さて、この流れから荼枳尼天様のうんちくでしょう。

仏教では夜叉(羅刹女)の一種で荼枳尼天と言う名で呼ばれます。

荼枳尼天の起源であるインドのダーキニーは、裸身で虚空を駆けて人肉を食べる魔女(夜叉・羅刹女)とされ、大日如来(毘盧遮那仏)の化身である大黒天によって調伏され、降三世の法門によって降伏し仏道に帰依させたと言われ、死者の心臓であれば食べることを許可されたという説話がある神です。

半年前に人の死を知り、その者が死ぬまでは加護を与え、死の直後に心臓を取ってそれを食べると言われます。

何故直後なのかと言うと、人間には「人黄じんこう」という生命力の源があり、それが荼枳尼の呪力の元となっているのですが、人が死して直後なら心臓にその「人黄」が残っている為と言われます。

「人黄」と言うのは人間の煩悩が凝り固まった物と言われています。

中世頃は、天皇の即位灌頂時に荼枳尼天様の真言を唱えたそうです。

しかし、「源平盛衰記」と言う書物の中では平清盛が狩りの途中で荼枳尼天様に出会い、荼枳尼天の修法を行って迷ったともされています。

天皇が唱える特殊な物としてして位置付けられ、無暗矢鱈に唱えさせない為にそう言う話をしたのかもと思います。

そう言う訳で、荼枳尼天の修法を外法とも中世頃は思われていたようです。

荼枳尼天様は辰狐王菩薩しんこおうぼさつとも呼ばれます。

「狐」と言う字が出て来ますね。

実は顕現される際に白い狐に跨って現れると言われます。

神仏習合で稲荷神と混同されるようになり、また、鎌倉の頃は性愛を司る神ともされたようです。
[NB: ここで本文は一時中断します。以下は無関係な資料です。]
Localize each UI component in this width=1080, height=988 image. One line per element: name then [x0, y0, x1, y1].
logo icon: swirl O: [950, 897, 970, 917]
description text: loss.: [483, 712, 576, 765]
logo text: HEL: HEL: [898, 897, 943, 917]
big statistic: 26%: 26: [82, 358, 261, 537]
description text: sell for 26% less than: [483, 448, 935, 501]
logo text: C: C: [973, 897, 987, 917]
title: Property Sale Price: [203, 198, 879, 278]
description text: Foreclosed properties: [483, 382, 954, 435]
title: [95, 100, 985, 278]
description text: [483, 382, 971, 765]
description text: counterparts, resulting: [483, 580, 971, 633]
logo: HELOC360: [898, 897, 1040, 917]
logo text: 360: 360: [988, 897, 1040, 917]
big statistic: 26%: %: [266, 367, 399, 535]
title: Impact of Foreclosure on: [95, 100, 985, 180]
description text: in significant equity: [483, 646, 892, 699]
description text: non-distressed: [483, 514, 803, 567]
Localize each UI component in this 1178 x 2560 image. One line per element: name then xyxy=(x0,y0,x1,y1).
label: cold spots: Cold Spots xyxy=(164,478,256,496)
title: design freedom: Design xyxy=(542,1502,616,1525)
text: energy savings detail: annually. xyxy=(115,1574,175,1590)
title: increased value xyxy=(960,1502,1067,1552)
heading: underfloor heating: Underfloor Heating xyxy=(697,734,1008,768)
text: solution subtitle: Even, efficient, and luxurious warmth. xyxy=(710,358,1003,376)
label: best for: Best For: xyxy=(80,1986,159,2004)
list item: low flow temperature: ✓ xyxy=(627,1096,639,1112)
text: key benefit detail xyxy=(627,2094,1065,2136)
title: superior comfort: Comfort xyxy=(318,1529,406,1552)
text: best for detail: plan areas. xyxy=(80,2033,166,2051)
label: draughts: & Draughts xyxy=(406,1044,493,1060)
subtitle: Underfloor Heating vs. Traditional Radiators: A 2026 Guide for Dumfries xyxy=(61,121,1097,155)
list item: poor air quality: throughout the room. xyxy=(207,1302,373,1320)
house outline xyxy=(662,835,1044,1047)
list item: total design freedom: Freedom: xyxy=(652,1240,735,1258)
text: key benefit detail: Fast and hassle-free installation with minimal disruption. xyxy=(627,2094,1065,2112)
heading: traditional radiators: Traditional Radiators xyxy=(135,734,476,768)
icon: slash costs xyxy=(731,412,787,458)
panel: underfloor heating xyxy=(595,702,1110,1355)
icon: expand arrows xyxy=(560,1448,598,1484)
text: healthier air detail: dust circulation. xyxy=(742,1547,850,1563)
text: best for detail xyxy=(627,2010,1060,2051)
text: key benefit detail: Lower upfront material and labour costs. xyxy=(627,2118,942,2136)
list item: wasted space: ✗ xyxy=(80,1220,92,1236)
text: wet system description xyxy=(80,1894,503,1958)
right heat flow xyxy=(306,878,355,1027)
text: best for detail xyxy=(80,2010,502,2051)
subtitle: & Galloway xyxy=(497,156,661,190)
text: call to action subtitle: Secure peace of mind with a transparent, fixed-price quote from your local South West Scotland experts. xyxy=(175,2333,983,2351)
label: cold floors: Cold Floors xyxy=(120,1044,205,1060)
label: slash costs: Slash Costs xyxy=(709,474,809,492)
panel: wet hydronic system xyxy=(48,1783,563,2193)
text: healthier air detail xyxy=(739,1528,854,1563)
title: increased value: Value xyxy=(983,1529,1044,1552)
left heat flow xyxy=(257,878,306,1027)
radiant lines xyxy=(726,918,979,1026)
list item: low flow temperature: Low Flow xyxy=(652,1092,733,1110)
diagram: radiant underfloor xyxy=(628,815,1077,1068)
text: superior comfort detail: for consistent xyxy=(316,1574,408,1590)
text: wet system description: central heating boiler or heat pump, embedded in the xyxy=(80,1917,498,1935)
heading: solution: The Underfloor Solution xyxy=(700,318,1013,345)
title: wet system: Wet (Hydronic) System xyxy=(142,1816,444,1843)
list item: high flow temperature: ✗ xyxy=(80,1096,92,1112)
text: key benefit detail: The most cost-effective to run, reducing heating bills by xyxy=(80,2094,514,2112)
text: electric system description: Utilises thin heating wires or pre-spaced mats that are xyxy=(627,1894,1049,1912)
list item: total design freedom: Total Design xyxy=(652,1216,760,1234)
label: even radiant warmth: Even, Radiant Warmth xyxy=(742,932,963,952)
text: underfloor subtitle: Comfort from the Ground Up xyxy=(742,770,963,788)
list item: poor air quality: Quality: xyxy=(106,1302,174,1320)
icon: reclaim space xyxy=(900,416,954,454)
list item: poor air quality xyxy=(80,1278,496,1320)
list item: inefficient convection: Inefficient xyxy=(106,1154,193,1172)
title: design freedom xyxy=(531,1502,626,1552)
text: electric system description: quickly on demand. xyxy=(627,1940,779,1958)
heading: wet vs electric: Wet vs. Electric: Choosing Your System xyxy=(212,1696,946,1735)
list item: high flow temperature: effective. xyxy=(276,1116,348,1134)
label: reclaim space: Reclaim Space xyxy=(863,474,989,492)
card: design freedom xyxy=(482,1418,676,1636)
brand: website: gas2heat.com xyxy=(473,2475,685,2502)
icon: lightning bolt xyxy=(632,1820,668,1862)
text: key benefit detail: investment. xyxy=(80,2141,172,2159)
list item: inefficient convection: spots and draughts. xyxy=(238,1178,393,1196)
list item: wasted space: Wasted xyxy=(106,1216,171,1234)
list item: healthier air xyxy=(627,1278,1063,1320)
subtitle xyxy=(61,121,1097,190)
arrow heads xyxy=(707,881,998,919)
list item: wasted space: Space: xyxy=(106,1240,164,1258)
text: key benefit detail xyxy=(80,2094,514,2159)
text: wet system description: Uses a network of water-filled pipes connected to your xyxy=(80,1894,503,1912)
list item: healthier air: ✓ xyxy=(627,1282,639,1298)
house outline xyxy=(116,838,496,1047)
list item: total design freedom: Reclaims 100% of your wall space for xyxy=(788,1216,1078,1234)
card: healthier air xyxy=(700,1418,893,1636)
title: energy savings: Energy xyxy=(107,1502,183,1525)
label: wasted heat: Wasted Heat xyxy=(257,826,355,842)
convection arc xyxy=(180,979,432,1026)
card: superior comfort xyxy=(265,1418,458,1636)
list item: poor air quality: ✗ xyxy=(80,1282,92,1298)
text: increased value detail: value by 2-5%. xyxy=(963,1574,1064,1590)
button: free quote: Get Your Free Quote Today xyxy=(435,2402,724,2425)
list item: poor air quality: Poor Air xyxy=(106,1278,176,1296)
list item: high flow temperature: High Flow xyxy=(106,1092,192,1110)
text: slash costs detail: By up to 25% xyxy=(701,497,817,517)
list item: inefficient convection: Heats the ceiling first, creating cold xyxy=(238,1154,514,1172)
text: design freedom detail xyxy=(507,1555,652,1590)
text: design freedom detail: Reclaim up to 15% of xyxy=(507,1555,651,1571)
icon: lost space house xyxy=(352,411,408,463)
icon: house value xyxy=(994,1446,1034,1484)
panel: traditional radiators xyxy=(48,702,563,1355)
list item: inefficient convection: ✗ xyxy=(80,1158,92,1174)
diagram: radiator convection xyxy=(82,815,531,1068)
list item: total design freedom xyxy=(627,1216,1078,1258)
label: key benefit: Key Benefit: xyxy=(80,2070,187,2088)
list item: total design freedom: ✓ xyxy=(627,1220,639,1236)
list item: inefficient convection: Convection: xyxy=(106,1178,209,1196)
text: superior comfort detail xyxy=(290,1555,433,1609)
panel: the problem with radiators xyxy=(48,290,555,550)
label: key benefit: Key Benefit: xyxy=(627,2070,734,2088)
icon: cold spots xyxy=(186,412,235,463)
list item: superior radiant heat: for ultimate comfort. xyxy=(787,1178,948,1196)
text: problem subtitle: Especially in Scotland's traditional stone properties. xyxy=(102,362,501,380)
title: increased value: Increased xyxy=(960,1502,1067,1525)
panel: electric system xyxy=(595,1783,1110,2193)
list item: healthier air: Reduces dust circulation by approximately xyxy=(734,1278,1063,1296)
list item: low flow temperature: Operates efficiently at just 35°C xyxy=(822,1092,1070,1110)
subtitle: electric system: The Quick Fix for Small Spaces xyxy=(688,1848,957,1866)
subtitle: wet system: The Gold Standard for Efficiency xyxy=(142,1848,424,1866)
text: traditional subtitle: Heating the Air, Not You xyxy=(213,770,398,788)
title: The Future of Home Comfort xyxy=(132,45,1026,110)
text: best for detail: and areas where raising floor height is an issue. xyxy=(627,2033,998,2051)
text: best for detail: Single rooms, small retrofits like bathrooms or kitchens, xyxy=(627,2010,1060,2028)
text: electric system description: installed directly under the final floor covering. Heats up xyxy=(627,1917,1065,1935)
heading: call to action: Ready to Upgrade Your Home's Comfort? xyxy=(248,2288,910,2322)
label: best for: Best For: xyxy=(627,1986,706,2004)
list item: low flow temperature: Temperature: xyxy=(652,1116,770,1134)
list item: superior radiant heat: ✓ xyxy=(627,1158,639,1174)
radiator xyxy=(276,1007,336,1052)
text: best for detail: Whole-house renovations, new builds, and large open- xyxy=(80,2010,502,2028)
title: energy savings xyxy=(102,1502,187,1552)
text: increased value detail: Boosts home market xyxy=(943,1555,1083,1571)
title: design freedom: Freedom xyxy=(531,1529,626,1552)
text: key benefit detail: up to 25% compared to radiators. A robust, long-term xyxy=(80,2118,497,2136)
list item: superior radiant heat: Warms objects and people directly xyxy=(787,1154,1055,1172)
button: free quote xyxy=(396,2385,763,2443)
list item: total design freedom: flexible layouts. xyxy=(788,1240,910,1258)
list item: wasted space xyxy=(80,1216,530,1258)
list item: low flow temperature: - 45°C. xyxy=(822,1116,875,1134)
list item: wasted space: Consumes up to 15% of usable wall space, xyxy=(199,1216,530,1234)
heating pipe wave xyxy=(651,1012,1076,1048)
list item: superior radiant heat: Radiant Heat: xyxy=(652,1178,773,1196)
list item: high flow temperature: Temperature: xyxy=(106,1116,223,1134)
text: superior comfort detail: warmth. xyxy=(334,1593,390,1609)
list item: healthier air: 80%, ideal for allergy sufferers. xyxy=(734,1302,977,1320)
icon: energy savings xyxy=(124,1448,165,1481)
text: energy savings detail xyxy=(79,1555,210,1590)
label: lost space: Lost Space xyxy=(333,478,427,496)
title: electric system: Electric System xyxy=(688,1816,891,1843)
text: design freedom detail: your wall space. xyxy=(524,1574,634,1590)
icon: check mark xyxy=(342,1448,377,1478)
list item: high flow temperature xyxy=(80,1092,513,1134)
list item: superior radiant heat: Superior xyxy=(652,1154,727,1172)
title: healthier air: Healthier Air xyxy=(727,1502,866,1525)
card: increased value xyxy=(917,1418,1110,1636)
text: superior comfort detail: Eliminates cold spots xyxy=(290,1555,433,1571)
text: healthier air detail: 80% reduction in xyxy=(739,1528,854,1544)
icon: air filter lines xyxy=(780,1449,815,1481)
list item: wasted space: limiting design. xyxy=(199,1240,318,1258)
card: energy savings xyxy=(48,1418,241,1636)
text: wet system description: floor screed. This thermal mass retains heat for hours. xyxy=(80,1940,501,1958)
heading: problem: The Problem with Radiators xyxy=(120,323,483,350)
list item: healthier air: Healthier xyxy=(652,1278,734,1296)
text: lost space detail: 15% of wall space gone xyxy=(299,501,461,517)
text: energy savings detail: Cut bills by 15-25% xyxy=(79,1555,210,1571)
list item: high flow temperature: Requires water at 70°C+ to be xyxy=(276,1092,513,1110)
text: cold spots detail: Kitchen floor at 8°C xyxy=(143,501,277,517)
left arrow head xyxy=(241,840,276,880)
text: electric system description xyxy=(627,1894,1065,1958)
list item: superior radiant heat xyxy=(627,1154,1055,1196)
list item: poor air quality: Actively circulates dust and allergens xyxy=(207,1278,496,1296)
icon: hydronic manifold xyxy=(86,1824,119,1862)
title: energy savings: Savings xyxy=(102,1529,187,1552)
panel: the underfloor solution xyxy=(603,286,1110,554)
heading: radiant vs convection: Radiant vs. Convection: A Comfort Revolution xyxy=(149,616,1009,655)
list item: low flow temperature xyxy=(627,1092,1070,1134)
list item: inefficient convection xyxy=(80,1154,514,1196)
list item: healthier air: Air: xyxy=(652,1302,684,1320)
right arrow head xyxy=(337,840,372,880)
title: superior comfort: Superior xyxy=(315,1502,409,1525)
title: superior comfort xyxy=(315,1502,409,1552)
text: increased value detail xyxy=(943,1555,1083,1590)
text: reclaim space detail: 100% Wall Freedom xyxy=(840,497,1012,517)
江戸時代も荼枳尼天は諸説あるようですが、真言立川流は荼枳尼天を祀ったとして邪教視され、途絶えたともされます。

人の内蔵を食うと言うのが忌避されるんでしょうね。

しかし、戦国時代では怨敵退散・戦勝の加護があるとされ、城に祭られることも多かったようです。

その際は城鎮守稲荷として祭られたようです。

時代によってかなり立場を変える神ですが、密教の行者を悟りに導く女神と言われますので、密教の行者には普通に崇められる神です。

チベット密教では曼荼羅の中心がこの神としたヴァジュラ・ヴァーラーヒー曼荼羅と言うものがある程に信仰される神です。